As the crisp ringing of a church bell on a still night after a winter snow, the core message strikes home: Humility. Jordan discusses the necessity of suffering through his own failures at the “neophilic” attempt to build a new Civium to save the West, and how this brought him finally to the realization of his arrogance and dropped him into Humility. Particularly striking to me were the chain of events drawing him finally into a church. It wasn’t being convinced of grand theological insights, or the stunning beauty of a cathedral. It was people. Just straightforward, good people who have a real community and welcomed him and his family. As a final existential contrast: an AI conference in San Francisco to see the best modern secular technocratic anti-religion could offer, with its attendant personal hellscape. Upon returning home from this event, a visit from a local church elder and embedding into a community of real worship became an entirely new way. And, if I’m hearing right, the need to build something new melted away at the realization that there is already a Church pursuing, well, call it Game B, call it the Kingdom of Heaven. But it is not yet finished, and it is in dire need of deeply rooted revival.
It will remain to be lived how this will impact my story relative to Christianity, but there is no mistaking that it already has. For my part, it seems the Church has gained a warrior of tremendous capacity, and there is no doubt she will need many more to bear through this Winter whose first storm, I’m afraid, is still in its approaching phases. It seems to me that for most of us in This Little Corner who find ourselves outside the church, the reasons are much more personal than anything else. It’s not so much the ideas, dogmas, tradition or liturgies that bother us, it's the trauma to which we all have been subject via authority figures externalizing the paroxysms of a dying dogma in the throes of a postmodern seizure. To me, this movement from one of the clearest thinkers (who has been decidedly on the secular, or naturalist, side of TLC), presents all of us with a pregnant moment of question. It is not an intellectual question, but as all the good questions are, an existential one: how shall we then live?
Great post, Ken.
The focus on humility – drinking down to the last draught from the well of grief and letting it bless onself – was so moving and profound for me. I had a similar experience 3 years ago and again at the end of last year, which I wrote about here.
https://rajeevram.substack.com/p/please-show-me-who-i-am-no-matter
Our experiences also overlap in the sense that I landed in a small, wholesome town in Tennessee where on a leap of faith I began attending a Church which embraced me fully, and which I was able to embrace. Even though I have not yet converted (I'm Hindu), I have come to more deeply understand the ways that Christ is chasing me, asking me to dance with him, and I've taken his hand and don't intend to stop dancing.
What I also found moving about his testimony was the focus on Liturgical Rites. I've recently picked up Richard Rohr's book "Adam's Return, The Five Promises of Male Initation". It paints a beautiful picture of the rites needed to 'move beyond adolescence' as Jordan points to in his testimony. Especially for men.
I will be writing my own post with regards to his conversion from a slightly different angle. I will share it with you when I'm done.

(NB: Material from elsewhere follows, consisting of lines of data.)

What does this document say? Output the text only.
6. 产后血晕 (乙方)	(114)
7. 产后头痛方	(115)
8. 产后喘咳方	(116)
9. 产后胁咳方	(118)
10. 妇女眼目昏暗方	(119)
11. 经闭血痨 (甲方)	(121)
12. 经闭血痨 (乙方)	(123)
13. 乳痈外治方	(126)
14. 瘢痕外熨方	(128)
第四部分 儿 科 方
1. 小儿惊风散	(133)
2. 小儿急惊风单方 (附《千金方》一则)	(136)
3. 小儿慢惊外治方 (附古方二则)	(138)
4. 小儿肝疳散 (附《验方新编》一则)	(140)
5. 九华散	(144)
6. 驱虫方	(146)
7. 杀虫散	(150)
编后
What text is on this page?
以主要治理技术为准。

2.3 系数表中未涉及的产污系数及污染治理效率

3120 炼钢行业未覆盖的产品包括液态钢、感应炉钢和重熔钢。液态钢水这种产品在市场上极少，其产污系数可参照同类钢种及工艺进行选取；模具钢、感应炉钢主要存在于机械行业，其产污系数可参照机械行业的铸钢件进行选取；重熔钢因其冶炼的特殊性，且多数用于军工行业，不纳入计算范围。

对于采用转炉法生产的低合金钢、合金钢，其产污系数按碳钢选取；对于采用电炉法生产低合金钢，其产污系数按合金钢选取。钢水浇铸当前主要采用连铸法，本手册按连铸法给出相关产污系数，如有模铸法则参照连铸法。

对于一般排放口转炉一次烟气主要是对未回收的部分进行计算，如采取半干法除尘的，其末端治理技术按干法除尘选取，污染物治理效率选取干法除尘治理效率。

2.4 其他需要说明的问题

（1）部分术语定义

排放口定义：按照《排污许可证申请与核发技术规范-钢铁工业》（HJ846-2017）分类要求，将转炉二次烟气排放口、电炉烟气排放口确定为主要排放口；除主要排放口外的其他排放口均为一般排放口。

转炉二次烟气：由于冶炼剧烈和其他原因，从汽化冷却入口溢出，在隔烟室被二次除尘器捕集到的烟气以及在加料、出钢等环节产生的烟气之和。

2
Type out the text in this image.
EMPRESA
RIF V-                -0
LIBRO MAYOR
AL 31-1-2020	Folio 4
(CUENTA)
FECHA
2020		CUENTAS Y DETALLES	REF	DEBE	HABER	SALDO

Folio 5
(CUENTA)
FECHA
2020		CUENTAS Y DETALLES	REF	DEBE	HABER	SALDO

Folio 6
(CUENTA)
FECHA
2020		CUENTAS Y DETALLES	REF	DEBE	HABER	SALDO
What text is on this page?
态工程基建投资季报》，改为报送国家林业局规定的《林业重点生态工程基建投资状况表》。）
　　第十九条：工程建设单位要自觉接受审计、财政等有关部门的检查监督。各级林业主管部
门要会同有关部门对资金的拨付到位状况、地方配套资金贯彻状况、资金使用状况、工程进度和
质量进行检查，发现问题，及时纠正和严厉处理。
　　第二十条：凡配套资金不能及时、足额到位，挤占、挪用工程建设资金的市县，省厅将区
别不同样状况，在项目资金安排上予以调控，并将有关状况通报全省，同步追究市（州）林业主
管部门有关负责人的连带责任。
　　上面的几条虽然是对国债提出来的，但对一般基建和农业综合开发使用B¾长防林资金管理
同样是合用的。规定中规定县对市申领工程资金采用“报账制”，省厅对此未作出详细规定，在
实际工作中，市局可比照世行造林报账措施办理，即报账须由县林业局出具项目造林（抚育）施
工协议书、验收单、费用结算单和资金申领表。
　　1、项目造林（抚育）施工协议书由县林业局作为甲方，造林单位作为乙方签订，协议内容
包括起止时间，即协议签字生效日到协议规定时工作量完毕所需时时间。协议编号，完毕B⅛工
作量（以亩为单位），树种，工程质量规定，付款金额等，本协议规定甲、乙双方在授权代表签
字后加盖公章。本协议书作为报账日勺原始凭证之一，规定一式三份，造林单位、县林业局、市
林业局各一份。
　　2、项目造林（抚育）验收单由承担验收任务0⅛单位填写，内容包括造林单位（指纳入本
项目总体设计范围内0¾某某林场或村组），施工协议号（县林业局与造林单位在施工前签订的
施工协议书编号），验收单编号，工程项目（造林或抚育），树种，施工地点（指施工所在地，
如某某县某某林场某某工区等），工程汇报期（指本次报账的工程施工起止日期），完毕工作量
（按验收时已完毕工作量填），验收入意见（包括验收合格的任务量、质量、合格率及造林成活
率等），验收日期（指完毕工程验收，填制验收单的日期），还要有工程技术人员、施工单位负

This is a great reflection Ken. I had many of the same feelings listening to the podcast as you and have felt that stir something in me that I have yet to sort out exactly. I am attending a conference tomorrow at the church I grew up going to (that I have not been to in years) that is holding workshops on issues related to where the church finds itself in this particular moment in time. Will be taking all of this with me and see what comes of it for hoping to humbly serve and what it means for me existentially.